Tunnel Vision

There is nothing scarier than going into a tunnel

that is unfamiliar and hostile

with its back ends and blurry bricks that fly past you in haste with the speed

you chose to go forward in.

The sound of a hollow cave and rebounding echoes that go

deeper into the future, into the hole in front

like a sink with a deep drain that rumbles longer than you spit

and you start to stare into the black hole and wonder.

Wind whistles in the holes of the walls that engulf you,

from the left to the front to the right.

Wind after bend to another edge you seem to keep hurtling towards a direction

in which no one understands:

it isn’t north, south, east, or west,

it is forward into the unknown, into the

collapsing pandemonium of bricks and rubble;

into the distance in no one has travelled but you,

on your own you shall journey into the darkest abyss

in hopes if finding a candle light.

Seared

I stared into the sun just to wonder how long it would last behind my lids, seared as a white, flaming circlet against a backdrop of red. It almost started to hurt my eyes when I blinked, slowly I looked away and every time I closed my eyes it was there too, just floating nonchalantly unlike me, comfortably sitting in the space that is my eyelid.

 

Scrambling

My brain was rambling and scrambling
for the closest exit I could find
which really I could not see nor hear nor taste.

I have no limits to eating, I fill myself up to the very fullest because
somehow after devouring bowls and plates my stomach is full but I am still empty.

And my feet —  why do they feel so heavy?
I can almost feel how the tracks are left in the concrete floor
as I dragged my heavy metal legs back into my room.

Then I stare at the bed, because I don’t want to keep sleeping
but am so tired to do anything else, I can’t feel motivated.

And I drag myself out again to the pantry, and I open
and close
and open
and close the fridge.

My brain is rambling and scrambling the eggs in my mind,
the potential of today — a wasted day!

And I drag myself back again with rambling words and scrambling minds.

 

Blue is

Blue is the colour of the sky and the sea, and the roadsign where you left me. Like an uncontrollable spinning whirl, I saw the blue rage like the brightest flame and die down to a dark velvet hue like the sea when it rests at night. It is the tile on a Gaudi wall, the paint on a Monet sky. The blue smacks me and stains my skin like the bruises on my knees, it becomes the coarse denim jacket that I wore on a night that was too cold for thin blue fabric. It becomes the small details in life: my ball point pen mark on the inner side of my left thigh, the stray piece of string sticking out from the collar of my shirt, the blue reflected on my glasses from the computer screen. It creeps under my skin and becomes my veins, just skin-deep and untouchable. Returning, returning to the faint blue sky above my head. 

Swallowing pills

There was that bad after taste

on my tongue

where the pills sat before the water came

to rinse and wash down tid-bit, coloured rounds.

 

That bad after taste I blame

on the whiff

where cigarettes burn on my wrist and scorched

to mark down one monumental event.

 

This after taste cannot be torched

alone

where cracks emerged I covered with my soles

and slipped right through into the rabbit hole.

Constricting airways

That moment when you can’t breathe, because you are so utterly disappointed by someone you have entrusted your future with. 

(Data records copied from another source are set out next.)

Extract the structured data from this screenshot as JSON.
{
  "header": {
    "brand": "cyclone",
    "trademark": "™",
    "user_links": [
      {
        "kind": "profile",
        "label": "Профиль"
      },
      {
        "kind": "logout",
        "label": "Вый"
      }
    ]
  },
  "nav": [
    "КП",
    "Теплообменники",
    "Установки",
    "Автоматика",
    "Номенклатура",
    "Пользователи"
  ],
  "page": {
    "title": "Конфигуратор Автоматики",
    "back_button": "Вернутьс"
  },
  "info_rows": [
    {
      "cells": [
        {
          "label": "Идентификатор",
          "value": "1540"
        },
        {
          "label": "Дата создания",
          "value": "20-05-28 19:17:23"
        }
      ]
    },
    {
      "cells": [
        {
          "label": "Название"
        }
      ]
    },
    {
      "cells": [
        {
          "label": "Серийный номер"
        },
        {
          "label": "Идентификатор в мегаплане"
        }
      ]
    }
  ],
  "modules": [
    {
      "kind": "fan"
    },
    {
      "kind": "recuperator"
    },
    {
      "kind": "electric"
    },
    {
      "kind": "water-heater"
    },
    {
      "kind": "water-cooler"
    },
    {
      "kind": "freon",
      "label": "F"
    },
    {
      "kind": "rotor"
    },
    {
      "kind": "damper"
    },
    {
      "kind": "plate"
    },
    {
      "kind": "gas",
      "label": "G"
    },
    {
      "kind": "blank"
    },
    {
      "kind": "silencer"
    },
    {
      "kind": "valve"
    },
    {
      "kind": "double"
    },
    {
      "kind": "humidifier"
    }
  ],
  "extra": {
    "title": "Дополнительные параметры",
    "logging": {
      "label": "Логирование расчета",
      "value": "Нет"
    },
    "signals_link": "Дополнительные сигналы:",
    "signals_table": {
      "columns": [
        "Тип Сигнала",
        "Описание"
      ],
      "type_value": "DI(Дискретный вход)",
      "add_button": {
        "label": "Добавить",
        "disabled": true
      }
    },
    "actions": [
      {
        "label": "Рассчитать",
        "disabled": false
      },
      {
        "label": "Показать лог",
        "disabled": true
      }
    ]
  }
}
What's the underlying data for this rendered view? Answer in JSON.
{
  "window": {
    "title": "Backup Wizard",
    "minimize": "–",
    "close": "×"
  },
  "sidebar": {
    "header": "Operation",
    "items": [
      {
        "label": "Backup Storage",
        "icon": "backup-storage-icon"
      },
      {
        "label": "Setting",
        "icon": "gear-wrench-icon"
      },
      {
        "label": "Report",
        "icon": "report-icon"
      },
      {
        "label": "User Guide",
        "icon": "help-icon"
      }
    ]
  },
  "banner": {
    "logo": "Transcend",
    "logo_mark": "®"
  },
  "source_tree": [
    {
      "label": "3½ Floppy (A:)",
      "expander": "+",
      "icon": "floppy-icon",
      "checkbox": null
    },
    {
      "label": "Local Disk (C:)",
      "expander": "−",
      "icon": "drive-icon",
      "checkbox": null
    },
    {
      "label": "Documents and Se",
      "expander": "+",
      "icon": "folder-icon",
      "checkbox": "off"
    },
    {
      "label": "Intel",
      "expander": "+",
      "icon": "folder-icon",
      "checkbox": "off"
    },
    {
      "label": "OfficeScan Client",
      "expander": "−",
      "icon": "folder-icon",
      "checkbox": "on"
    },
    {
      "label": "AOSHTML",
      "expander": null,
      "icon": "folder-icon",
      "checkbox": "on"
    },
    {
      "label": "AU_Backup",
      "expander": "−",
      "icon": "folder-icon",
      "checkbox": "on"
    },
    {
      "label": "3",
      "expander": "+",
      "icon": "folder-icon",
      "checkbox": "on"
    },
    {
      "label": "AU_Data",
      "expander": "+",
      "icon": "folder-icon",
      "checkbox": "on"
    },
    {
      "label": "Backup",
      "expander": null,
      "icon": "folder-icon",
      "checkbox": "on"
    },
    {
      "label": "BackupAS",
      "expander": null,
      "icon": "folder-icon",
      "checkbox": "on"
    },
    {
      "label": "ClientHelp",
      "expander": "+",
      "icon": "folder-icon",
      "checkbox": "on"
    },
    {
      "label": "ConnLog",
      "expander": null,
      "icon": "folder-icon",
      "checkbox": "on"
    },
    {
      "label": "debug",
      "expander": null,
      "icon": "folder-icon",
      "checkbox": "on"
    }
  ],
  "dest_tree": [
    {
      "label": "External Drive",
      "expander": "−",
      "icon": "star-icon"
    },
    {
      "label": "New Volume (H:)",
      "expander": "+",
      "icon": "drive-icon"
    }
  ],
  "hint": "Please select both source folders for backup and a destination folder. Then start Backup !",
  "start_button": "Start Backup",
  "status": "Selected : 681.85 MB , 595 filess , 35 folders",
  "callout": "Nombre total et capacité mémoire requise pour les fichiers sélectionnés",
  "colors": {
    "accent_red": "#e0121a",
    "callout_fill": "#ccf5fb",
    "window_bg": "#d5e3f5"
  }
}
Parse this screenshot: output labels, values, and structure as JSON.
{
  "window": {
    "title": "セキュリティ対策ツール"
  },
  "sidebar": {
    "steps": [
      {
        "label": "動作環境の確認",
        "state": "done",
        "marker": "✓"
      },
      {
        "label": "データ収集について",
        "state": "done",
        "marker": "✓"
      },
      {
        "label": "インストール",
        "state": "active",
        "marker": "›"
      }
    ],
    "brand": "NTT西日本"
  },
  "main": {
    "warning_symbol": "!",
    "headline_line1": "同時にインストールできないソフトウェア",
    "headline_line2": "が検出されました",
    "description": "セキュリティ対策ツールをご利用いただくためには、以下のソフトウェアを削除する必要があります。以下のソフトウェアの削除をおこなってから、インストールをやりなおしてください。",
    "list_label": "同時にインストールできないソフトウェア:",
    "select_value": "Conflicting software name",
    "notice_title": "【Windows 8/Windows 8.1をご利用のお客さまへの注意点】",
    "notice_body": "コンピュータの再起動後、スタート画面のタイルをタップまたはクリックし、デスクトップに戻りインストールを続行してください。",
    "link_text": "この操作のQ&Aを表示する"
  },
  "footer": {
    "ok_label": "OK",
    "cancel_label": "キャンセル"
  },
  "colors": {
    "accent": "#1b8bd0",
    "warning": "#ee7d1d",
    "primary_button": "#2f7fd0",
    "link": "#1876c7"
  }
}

That moment when your breathe seems to quicken because of the lack of oxygen, among the lack of many other things that you have been going through all this time. 

That moment when you try to take deep breathes because you try so hard to tell yourself that it is OK, and that everything will be alright again eventually. 

That moment when you chest heaves upwards to draw in an enormous gulp of air, you can almost feel your lungs expanded to its biggest limits and stretching the possible capacity within your cavity like how you’ve been stretching yourself. 

That moment when you exhale slowly, little gusts of air that come out choppy because you can’t think of anything else you would want to feel, because it does really feel like you’ve been chopped into tiny little pieces of particles.  

That moment when the very last breathe of air leaves your body and your decide to resign in defeat because there really isn’t anything else you can do. 

Sunset in Florence

Orange brims from the black sillhouette where the sun sinks beneath the shadows of the building. Bright yellow fades to orange and blurs into the pinkish dark outlines of the horizon, champagne gold blends like water colour rippling through the clear river below. 

The white streaks that slice the blue sky fabric fades after a few minutes, like the minute details of every close observation I had, of every moment that eventually blurs into nothing. 

Florence bids the sun goodbye, knowing that they will see each other again tomorrow, never the same time, but constant like every sunrise and sunset. 

The sun’s last kiss today leaves the rocks on the Floretine bridge warm, lichens that creep across the surface will taste the breeze and cool as they await another new day.